Viruses: Documents are excellent
carriers of viruses. Word documents are especially susceptible to virus
attacks, as it is possible to embed a code that performs actions against
the file system.
Corruption: SharePoint has a lot of
moving parts and with solutions and features, sandboxing, and
customizations it is quite easy for a user (administrator or developer)
to inadvertently corrupt a component of the system. A manual way of
protecting against this is by limiting who can do what. This is done
through governance and audits.
These items are unpredictable and uncontrollable. To
gain the maximum out of SharePoint, it must be configured properly,
which requires effort. It is well worth preserving that effort, and the
content within SharePoint, with a great backup and DR plan.

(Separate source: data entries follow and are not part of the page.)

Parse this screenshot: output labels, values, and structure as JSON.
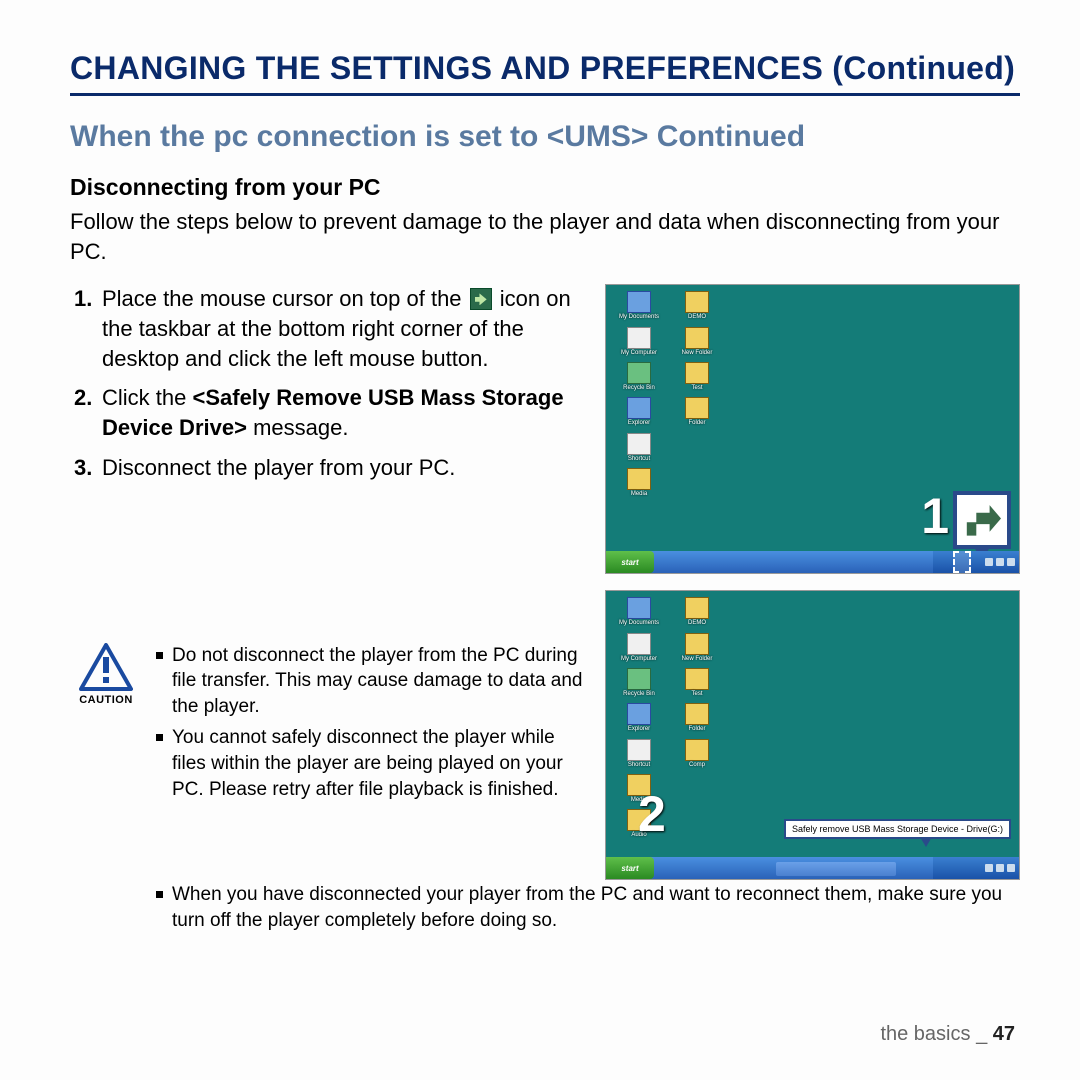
{
  "title": "CHANGING THE SETTINGS AND PREFERENCES (Continued)",
  "section": "When the pc connection is set to <UMS> Continued",
  "subsection": "Disconnecting from your PC",
  "intro": "Follow the steps below to prevent damage to the player and data when disconnecting from your PC.",
  "steps": {
    "s1_num": "1.",
    "s1a": "Place the mouse cursor on top of the ",
    "s1b": " icon on the taskbar at the bottom right corner of the desktop and click the left mouse button.",
    "s2_num": "2.",
    "s2a": "Click the ",
    "s2b": "<Safely Remove USB Mass Storage Device Drive>",
    "s2c": " message.",
    "s3_num": "3.",
    "s3": "Disconnect the player from your PC."
  },
  "caution_label": "CAUTION",
  "caution": {
    "c1": "Do not disconnect the player from the PC during file transfer. This may cause damage to data and the player.",
    "c2": "You cannot safely disconnect the player while files within the player are being played on your PC. Please retry after file playback is finished.",
    "c3": "When you have disconnected your player from the PC and want to reconnect them, make sure you turn off the player completely before doing so."
  },
  "callouts": {
    "n1": "1",
    "n2": "2"
  },
  "tooltip_text": "Safely remove USB Mass Storage Device - Drive(G:)",
  "start_label": "start",
  "footer": {
    "section": "the basics",
    "sep": "_",
    "page": "47"
  }
}
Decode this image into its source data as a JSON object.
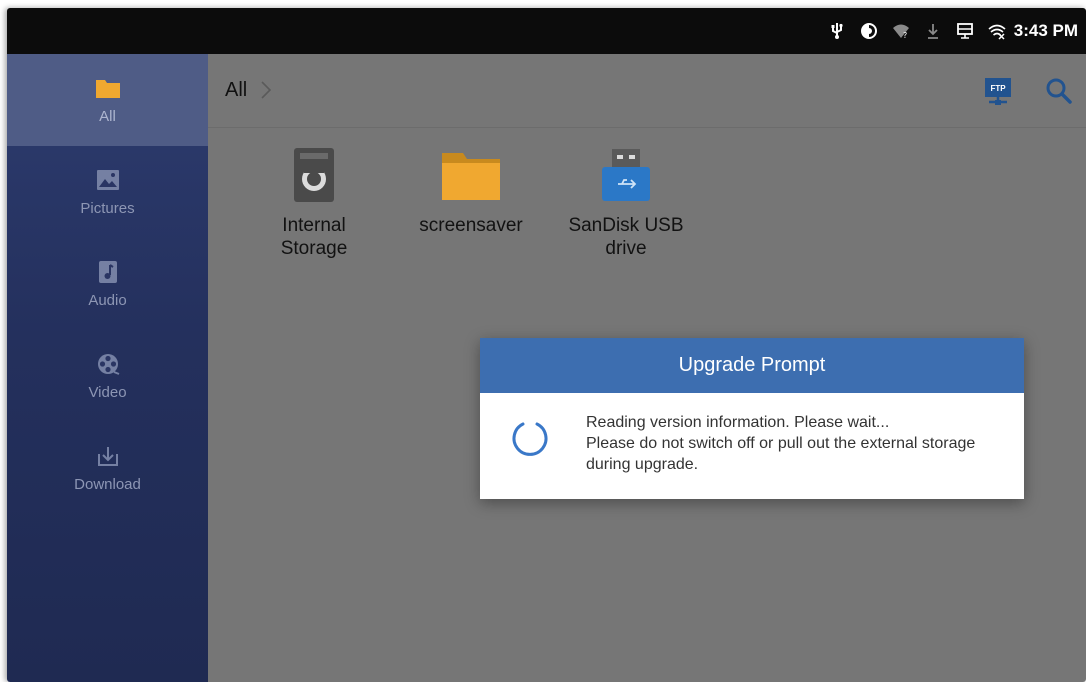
{
  "status_bar": {
    "time": "3:43 PM",
    "icons": [
      "usb-icon",
      "notification-icon",
      "wifi-question-icon",
      "download-icon",
      "monitor-icon",
      "wifi-x-icon"
    ]
  },
  "sidebar": {
    "items": [
      {
        "label": "All",
        "icon": "folder-icon",
        "active": true
      },
      {
        "label": "Pictures",
        "icon": "image-icon",
        "active": false
      },
      {
        "label": "Audio",
        "icon": "music-icon",
        "active": false
      },
      {
        "label": "Video",
        "icon": "film-reel-icon",
        "active": false
      },
      {
        "label": "Download",
        "icon": "download-icon",
        "active": false
      }
    ]
  },
  "toolbar": {
    "breadcrumb": "All",
    "ftp_label": "FTP",
    "search_icon": "search-icon"
  },
  "files": [
    {
      "name": "Internal\nStorage",
      "icon": "hard-drive-icon"
    },
    {
      "name": "screensaver",
      "icon": "folder-icon"
    },
    {
      "name": "SanDisk USB\ndrive",
      "icon": "usb-drive-icon"
    }
  ],
  "dialog": {
    "title": "Upgrade Prompt",
    "line1": "Reading version information. Please wait...",
    "line2": "Please do not switch off or pull out the external storage during upgrade."
  },
  "colors": {
    "accent": "#3d6eb0",
    "folder": "#f0a830",
    "sidebar": "#26325f",
    "overlay": "#767676"
  }
}
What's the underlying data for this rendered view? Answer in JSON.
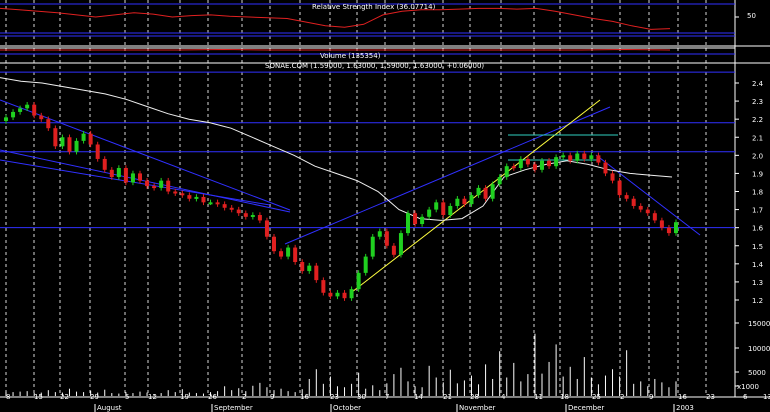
{
  "chart_data": [
    {
      "type": "line",
      "title": "Relative Strength Index (36.07714)",
      "y_ticks": [
        50
      ],
      "series": [
        {
          "name": "Relative Strength Index",
          "values": [
            64,
            62,
            60,
            58,
            55,
            52,
            55,
            58,
            56,
            52,
            54,
            55,
            53,
            52,
            51,
            50,
            45,
            40,
            38,
            42,
            55,
            60,
            62,
            62,
            63,
            64,
            64,
            63,
            64,
            60,
            55,
            50,
            46,
            40,
            35,
            36
          ]
        }
      ]
    },
    {
      "type": "line",
      "title": "Volume (135354)",
      "series": [
        {
          "name": "Volume",
          "values": [
            2,
            2,
            2,
            2,
            2,
            3,
            2,
            2,
            2,
            2,
            2,
            2,
            2,
            2,
            3,
            2
          ]
        }
      ]
    },
    {
      "type": "candlestick",
      "title": "SONAE.COM (1.59000, 1.63000, 1.59000, 1.63000, +0.06000)",
      "ylim": [
        1.1,
        2.45
      ],
      "y_ticks": [
        1.2,
        1.3,
        1.4,
        1.5,
        1.6,
        1.7,
        1.8,
        1.9,
        2.0,
        2.1,
        2.2,
        2.3,
        2.4
      ],
      "closes": [
        2.21,
        2.24,
        2.26,
        2.28,
        2.22,
        2.2,
        2.15,
        2.05,
        2.1,
        2.02,
        2.08,
        2.12,
        2.06,
        1.98,
        1.92,
        1.88,
        1.93,
        1.85,
        1.9,
        1.86,
        1.83,
        1.82,
        1.86,
        1.8,
        1.79,
        1.78,
        1.76,
        1.77,
        1.74,
        1.74,
        1.73,
        1.71,
        1.7,
        1.68,
        1.66,
        1.67,
        1.64,
        1.55,
        1.47,
        1.44,
        1.49,
        1.41,
        1.36,
        1.39,
        1.31,
        1.24,
        1.22,
        1.24,
        1.21,
        1.26,
        1.35,
        1.44,
        1.55,
        1.58,
        1.5,
        1.45,
        1.57,
        1.68,
        1.62,
        1.66,
        1.7,
        1.74,
        1.67,
        1.72,
        1.76,
        1.73,
        1.78,
        1.82,
        1.76,
        1.84,
        1.88,
        1.94,
        1.93,
        1.98,
        1.95,
        1.92,
        1.97,
        1.94,
        1.99,
        2.0,
        1.97,
        2.01,
        1.98,
        2.0,
        1.96,
        1.9,
        1.86,
        1.78,
        1.76,
        1.72,
        1.7,
        1.68,
        1.64,
        1.6,
        1.57,
        1.63
      ],
      "moving_average": [
        2.43,
        2.41,
        2.4,
        2.38,
        2.36,
        2.34,
        2.31,
        2.27,
        2.23,
        2.2,
        2.18,
        2.15,
        2.1,
        2.05,
        2.0,
        1.94,
        1.9,
        1.86,
        1.8,
        1.7,
        1.65,
        1.64,
        1.65,
        1.72,
        1.88,
        1.92,
        1.95,
        1.97,
        1.95,
        1.92,
        1.9,
        1.89,
        1.88
      ],
      "hlines": [
        2.46,
        2.18,
        2.02,
        1.6
      ],
      "x_tick_labels": [
        "8",
        "15",
        "22",
        "29",
        "5",
        "12",
        "19",
        "26",
        "2",
        "9",
        "16",
        "23",
        "30",
        "7",
        "14",
        "21",
        "28",
        "4",
        "11",
        "18",
        "25",
        "2",
        "9",
        "16",
        "23",
        "6",
        "13"
      ],
      "months": [
        "August",
        "September",
        "October",
        "November",
        "December",
        "2003"
      ]
    },
    {
      "type": "bar",
      "title": "Volume",
      "y_ticks": [
        "15000",
        "10000",
        "5000",
        "x1000"
      ],
      "values": [
        900,
        800,
        900,
        1000,
        600,
        700,
        1200,
        800,
        700,
        1500,
        900,
        800,
        1100,
        700,
        1300,
        600,
        500,
        800,
        600,
        900,
        700,
        400,
        600,
        1200,
        800,
        1400,
        700,
        600,
        500,
        800,
        1000,
        2000,
        1200,
        1600,
        1000,
        2100,
        2700,
        1800,
        1200,
        1500,
        1000,
        800,
        1400,
        3500,
        5500,
        2500,
        4000,
        2000,
        1800,
        2500,
        4800,
        1500,
        2200,
        1200,
        2600,
        4500,
        5800,
        3000,
        2000,
        1800,
        6200,
        3800,
        2800,
        5400,
        2600,
        3200,
        4200,
        2400,
        6500,
        3500,
        9200,
        3800,
        6800,
        3000,
        4500,
        12800,
        4600,
        7000,
        10600,
        4000,
        6000,
        3500,
        8000,
        3800,
        2400,
        4200,
        5500,
        4000,
        9400,
        2500,
        3000,
        2000,
        3500,
        2800,
        1800,
        3000
      ]
    }
  ]
}
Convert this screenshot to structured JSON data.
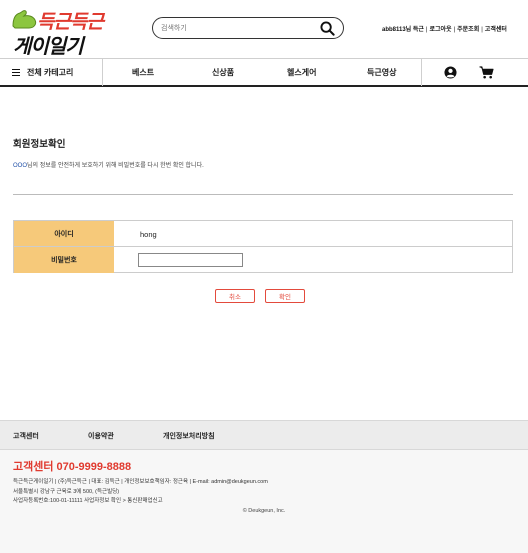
{
  "header": {
    "logo_top": "득근득근",
    "logo_bottom": "게이일기",
    "search_placeholder": "검색하기",
    "top_links": [
      "abb8113님 득근",
      "로그아웃",
      "주문조회",
      "고객센터"
    ]
  },
  "nav": {
    "category_label": "전체 카테고리",
    "items": [
      "베스트",
      "신상품",
      "헬스게어",
      "득근영상"
    ]
  },
  "main": {
    "title": "회원정보확인",
    "desc_highlight": "OOO",
    "desc_rest": "님의 정보를 안전하게 보호하기 위해 비밀번호를 다시 한번 확인 합니다.",
    "form": {
      "id_label": "아이디",
      "id_value": "hong",
      "pw_label": "비밀번호",
      "pw_value": ""
    },
    "cancel_label": "취소",
    "confirm_label": "확인"
  },
  "footer": {
    "links": [
      "고객센터",
      "이용약관",
      "개인정보처리방침"
    ],
    "cs_title": "고객센터 070-9999-8888",
    "info_lines": [
      "득근득근게이일기 | (주)득근득근 | 대표: 김득근 | 개인정보보호책임자: 정근육 | E-mail: admin@deukgeun.com",
      "서울특별시 강남구 근육로 3에 500, (득근빌딩)",
      "사업자등록번호:100-01-11111 사업자정보 확인 > 통신판매업신고"
    ],
    "copyright": "© Deukgeun, Inc."
  },
  "colors": {
    "accent_red": "#e03a2f",
    "form_header": "#f6c97a",
    "link_blue": "#1f4fa8"
  },
  "icons": [
    "muscle-arm-logo-icon",
    "search-icon",
    "hamburger-icon",
    "user-icon",
    "cart-icon"
  ]
}
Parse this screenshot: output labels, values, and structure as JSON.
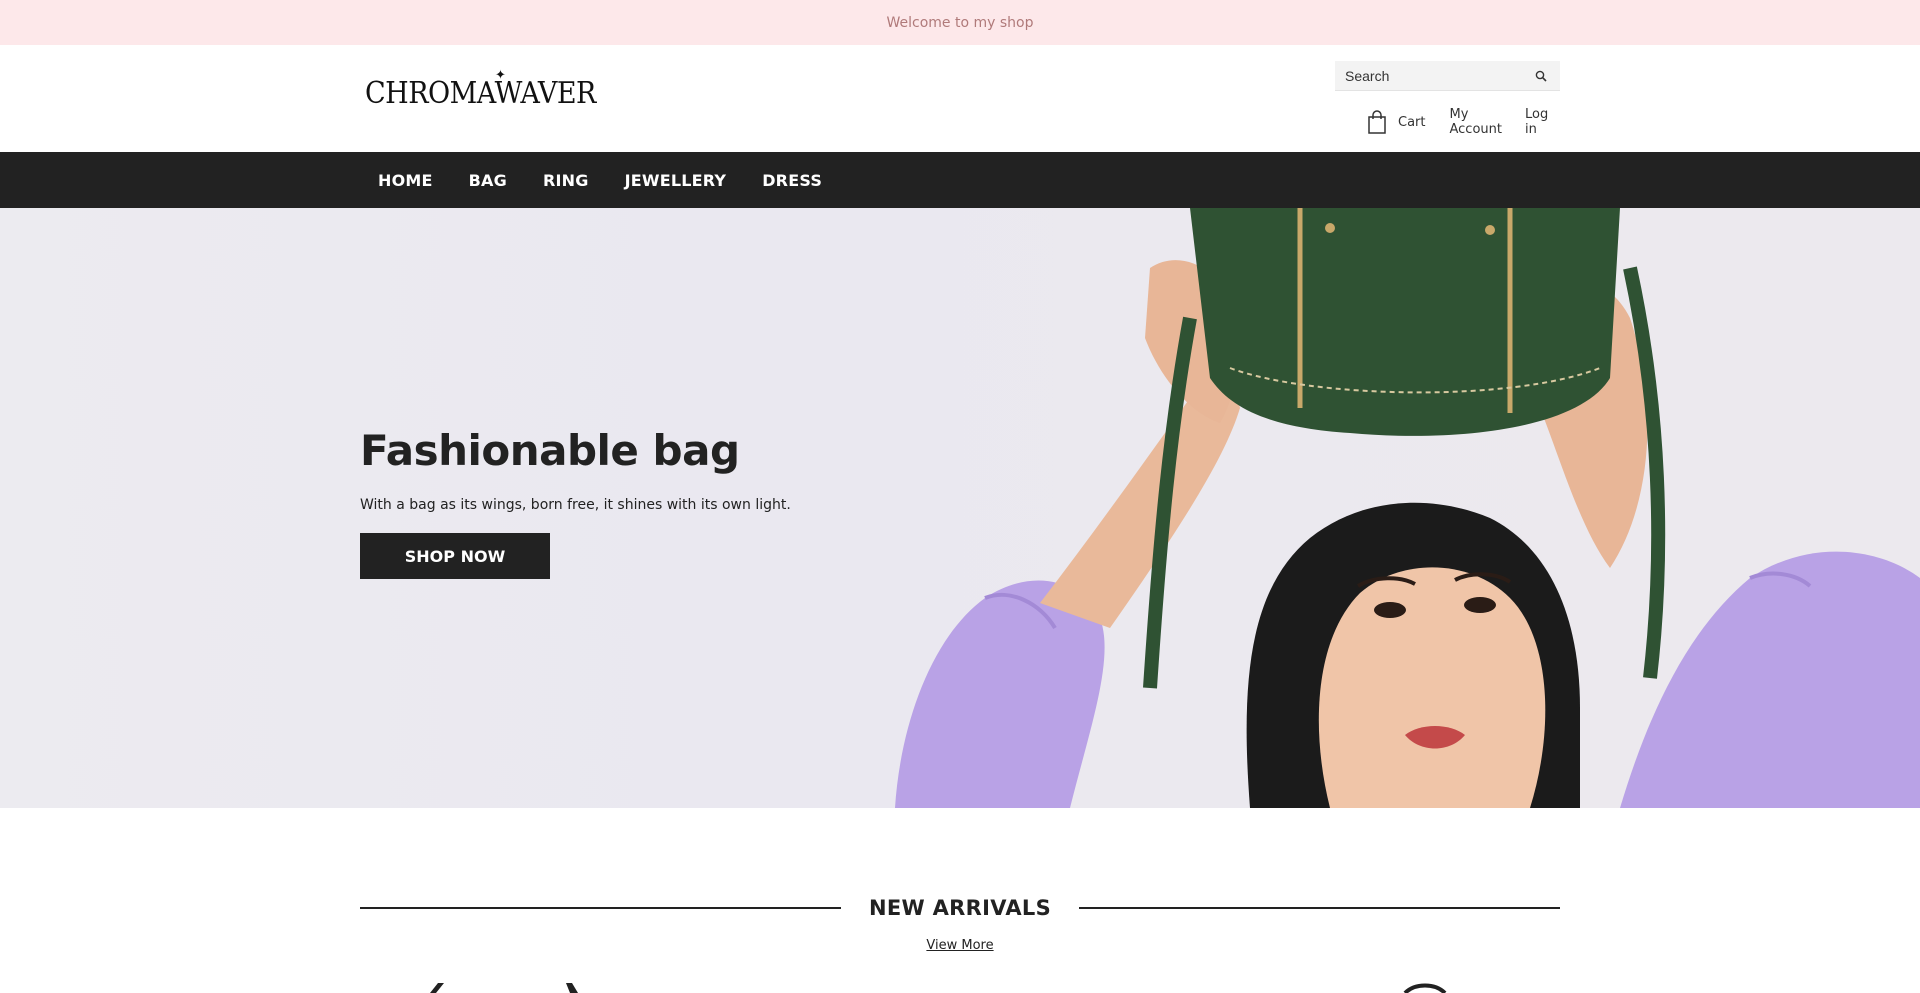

SharePoint 2010 has taken the above into account and
has a three-tier approach to backup and recovery. Refer to the following
diagram:
The pyramid shows different levels of empowerment, in
the ecosystem of backup and recovery, in SharePoint 2010. The base of
the pyramid represents the end user and the capabilities that they
possess. The middle tier is the Site Collection Administrators, with a
cross-over with the Farm Administrator. The top of the pyramid
represents what the Farm Administrator can do in conjunction with a
Database Administrator.
The following recipes are only a fundamental start to
a good backup and recovery solution&; within SharePoint. They must
be combined to complement each other. In addition, the best way to have a
foolproof process is to script the backup and recovery process in
PowerShell. This takes human error out of the equation.
That said, it is critical for an administrator to
understand the tools they have at their disposal. These recipes will
assist administrators in understanding the tools built into SharePoint.
2. Recycle Bin settings in Central Administration
As mentioned in the introduction, the first step in
data recovery involves the first stage Recycle Bin. Anything that is
deleted from a site ends up here.
When an item is deleted from the first stage Recycle Bin, it ends up in the second stage Recycle Bin. This is the site collection Recycle Bin.
These are simply libraries that act as containers for the discarded content. Both of these libraries are configurable.
In this recipe, we will modify the current Recycle Bin configuration of an existing web application.
Getting ready
You must have administrator privileges on the SharePoint farm.
How to do it...
Open Central Administration and click Application Management.
Click Manage Web Applications under the Web Applications section.
Find the web application and click to the right of the name — the line will be highlighted.
Click General Settings on the ribbon.
The Web Application General Settings page pops up. Scroll down to the Recycle Bin section, as seen in the following screenshot:
Make sure the After option is selected under the Delete items in the Recycle Bin setting. Change the value of the Delete items... setting from 30 days (default value) to 15 days. Click OK.
How it works...
The Recycle Bin is a library. The first stage Recycle
Bin is tied to the user. The second stage Recycle Bin is scoped at the
site collection level.
This means that a Site Collection Administrator needs
to be involved in order to retrieve a document from the second stage
Recycle Bin. This Recycle Bin has two views:
End user Recycle Bin items: This shows the documents deleted by users that are in their Recycle Bins.
Deleted from end user Recycle Bin: This shows documents that are no longer in a user's Recycle Bin and are only available to the Site Collection Administrator.
There's more...
A Site Collection Administrator can view Recycle Bin items by following these steps:
Navigate to the site collection web page. This is the root website that was created after creation of a web application.
Under the Site Collection Administration section, click Recycle Bin.
Now the administrator can either restore or delete an item, they can also empty the Recycle Bin.
More info
The quota that is set for the second stage Recycle
Bin is based on the site collection, not the web application. If a site
collection has no quota defined and Off is not selected in the second
stage Recycle Bin, the quota is infinite.